The final major priority has aimed at ensuring reasonable workloads for staff so that they can devote themselves properly to the needs of vulnerable children and families. Heavy caseloads, low pay, and stressful, dangerous jobs have all hampered efforts to recruit and retain an adequate number of child welfare workers. Since the start of FY 2013, DHS has boosted the child welfare workforce by some 190 field workers, along with several hundred child welfare assistants, supervisors, trainers, administrative staff and others. They are looking to add 200 more child welfare workers in FY 2014, but also need to fill some 150-175 vacant positions. Child welfare workers received salary boosts of $120-$260 per month in FY 2013 in accordance with the Pinnacle Plan, but they have not received raises for FY 2014.
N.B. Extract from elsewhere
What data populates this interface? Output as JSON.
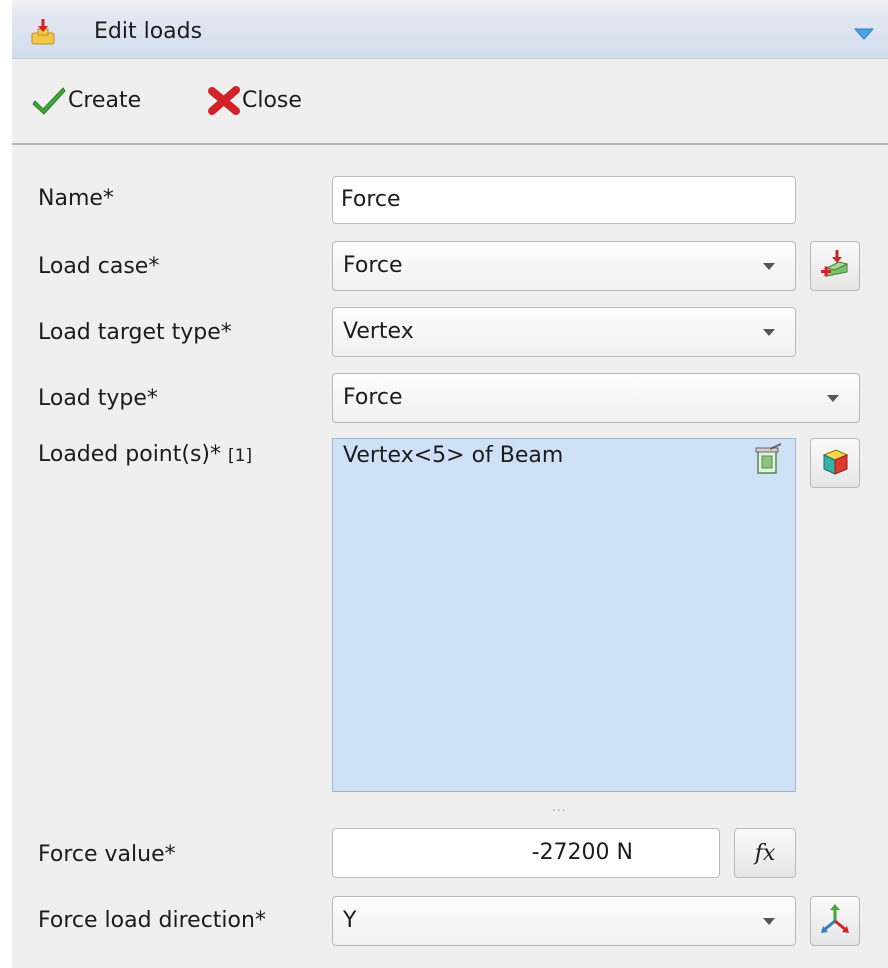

A serious factor hindering all the agency’s efforts to improve the child welfare system is that the number of abused and neglected children under DHS care continues to increase. There were 10,234 children in the system at the beginning of FY 2014, compared to 7,970 at the beginning of FY 2011, a 28 percent increase. The number of reported incidents of abuse and neglect, investigations, and confirmed cases also continue to increase, as the Figure below shows.
While continuing to work to eliminate shelter care for children, expand family settings, and stabilize the child welfare workforce, the Pinnacle Plan sets out additional goals for the years ahead. These include increasing the frequency of caseworker visits; ensuring that all visits are made by a child’s primary caseworker; increasing caseworker continuity; improving placement stability for children in foster families; and reducing incidents of abuse and neglect of children under DHS custody. In most of these areas, the Pinnacle Plan lays out new or more ambitious performance targets over the next four years.
Despite the Plan’s public reporting requirements, it is very hard to measure the changes that have taken place and the impact they are having. Many changes have been implemented and some outcome targets have been met, but others have not, and while the state is obliged to report to the co-neutrals, it’s not clear what actions the co-neutrals can and will take when outcomes fall short.
OKDHS needs the support of external stakeholders, the community, the Oklahoma Legislature, the Governor’s office, the media, and local and federal partners to make change happen.